“No one cared”: Care home inspectors on what they have witnessed

Across Europe, there are regulatory bodies tasked with ensuring that care homes meet minimum standards. This involves inspecting the premises, the living conditions, and the quality of care provided to residents. As part of our investigation on the for-profit elder care industry in Europe, our journalists spoke with several inspectors from these regulatory bodies. Despite regional differences, there were some common tropes: understaffed regulators, overworked employees and sometimes, questionable quality of care. Here is what three of them had to say.

*Edited excerpts from interviews. Some sources requested anonymity.


Giuseppe Greco, Italy

Greco is the chairman of the Turin Local Health Authority Supervisory Commission (ASL). Like in Germany, all care homes are supposed to be inspected at least once a year. But Greco says that this is not feasible.

“We are asked to ensure that 100 per cent of the facilities are checked once a year. How can you do that: I’m responsible for 400 care homes, which means I’d have to check two a day in one year, and I’m also responsible for checking the new facilities that are opening. Is that possible?”

However, thanks to DGR 27, a regional law enacted in December 2020, local health authorities are now required to submit plans for improved inspection, allowing for the capacity to hire 10 doctors who can participate in the checks. This makes Greco optimistic.

“I hope to have at least one hygienist doctor with me full time, along with two administrators. We should be four (at the moment we are two), to which the various specialists may be added, according to need, but also according to their available time”.


Former care home inspector (Anonymous), Germany

In Germany, the supervision of care homes is regulated by the state. Care homes are supposed to be inspected once a year by a team comprising of professional health care workers, including doctors, nurses and hygienists. Among other things, these unannounced inspections check for the quality of care in the homes. The inspector we spoke with used to work at the home supervision authority of Bavaria and quit because the circumstances were frustrating.

Inspections were supposed to happen once a month.

“We had many homes in the district. Of the homes that we knew well, we delayed the inspections for longer. Instead of 12 months, there were 15 or 18 months between two inspections. We visited the worst homes once a year. But we did not manage to go there more often.”
 
Follow-ups did not always show positive improvements. 

“We always followed up on complaints, but we often did not manage to check the deficiencies again. We assumed that the deficiencies would be corrected. When we came back a year later, everything was the same.”

The quality of care differed among facilities.

“The bigger the provider was, the worse the homes were run. The smaller the home was, the better and more pleasant it was for the residents.”

And staff motivation was often a problem.

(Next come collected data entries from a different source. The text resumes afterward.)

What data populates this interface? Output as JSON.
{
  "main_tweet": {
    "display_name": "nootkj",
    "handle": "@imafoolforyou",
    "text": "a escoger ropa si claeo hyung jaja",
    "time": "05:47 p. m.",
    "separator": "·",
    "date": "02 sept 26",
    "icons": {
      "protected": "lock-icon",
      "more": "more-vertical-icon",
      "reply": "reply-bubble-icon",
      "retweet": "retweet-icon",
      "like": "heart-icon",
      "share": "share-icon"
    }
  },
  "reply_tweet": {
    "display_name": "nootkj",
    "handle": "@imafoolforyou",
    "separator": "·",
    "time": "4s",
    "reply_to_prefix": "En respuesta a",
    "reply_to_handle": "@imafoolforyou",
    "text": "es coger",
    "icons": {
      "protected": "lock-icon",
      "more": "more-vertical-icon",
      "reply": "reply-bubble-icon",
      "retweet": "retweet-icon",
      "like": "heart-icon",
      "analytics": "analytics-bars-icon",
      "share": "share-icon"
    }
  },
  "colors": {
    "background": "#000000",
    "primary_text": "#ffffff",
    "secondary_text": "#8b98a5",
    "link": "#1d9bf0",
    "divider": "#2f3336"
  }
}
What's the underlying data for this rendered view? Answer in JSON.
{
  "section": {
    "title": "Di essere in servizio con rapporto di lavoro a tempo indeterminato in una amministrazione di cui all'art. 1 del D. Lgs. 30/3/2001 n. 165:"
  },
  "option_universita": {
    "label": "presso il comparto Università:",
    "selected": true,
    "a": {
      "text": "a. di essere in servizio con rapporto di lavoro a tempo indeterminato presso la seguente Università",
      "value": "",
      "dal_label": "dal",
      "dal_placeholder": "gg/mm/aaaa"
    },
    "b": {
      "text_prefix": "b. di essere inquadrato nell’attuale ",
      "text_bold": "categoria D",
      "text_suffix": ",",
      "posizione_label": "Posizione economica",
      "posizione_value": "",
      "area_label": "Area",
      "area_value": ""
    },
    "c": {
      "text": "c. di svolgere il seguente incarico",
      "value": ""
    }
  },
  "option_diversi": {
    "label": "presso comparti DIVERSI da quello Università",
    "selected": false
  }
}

“The nursing staff must be motivated. The bigger the company or the home, the more people didn’t care what they did. I thought to myself at the time, then they should go to a factory and work with boxes and not with people. If I work with people, I have to want to. I have to treat them the way I want to be treated.”

The interviewee no longer works in the field of home supervision. When asked why, this was her response:

“I don’t think the elderly deserve to be treated like that. Nobody deserves that. But I was broken by it. What I saw there and what I found lacking there and then the following year it was the same again. And nobody cared. No one cared.”


Former care home inspector, France

The interviewee is a member of the Confédération Générale du Travail (CGT), a national French trade union. Until 2017, he worked as a care home inspector in Hauts-de-Seine, France’s wealthiest department covering the Western suburbs of Paris. In France, inspections are done by the local public health agencies (ARS). Today, he coordinates inspectors on behalf of his trade union.


A strike by care workers and CGT trade unionists outside a care facility operated by Korian. April 2021, Paris. Credit: Axelle de Russé

“To put it clearly, there has always been a lack of staff in the management of care homes, the number of establishments has not decreased. The needs are there — we need to take care of our old people. On the other hand, the number of staff on the ARS has decreased by 16 per cent in ten years. They are decreasing while the needs in the field are increasingly high.”

For instance, in the Ile de France region, there were 100 inspection agents in 2010. Today, that number is at 70, even though the number of homes has increased.

Since 2018, France no longer has national-level objectives for care home inspections. The issue is no longer a state priority like it used to be. With more regional-level measures, there is less consistency across the country.

“The inspections that we have been able to carry out show that in the private sector, the staff is often less qualified. Many times we noticed that all the care assistants were paid less than what they were given in comparison to other establishments. They were cutting back on personnel, on training, and we often noticed that the caregivers were not up to date with their training. They did not have the same objectives — they had to make a profit. This had repercussions on human resources, [focusing on] the highest margins, and the pressure put on these agents was much higher.”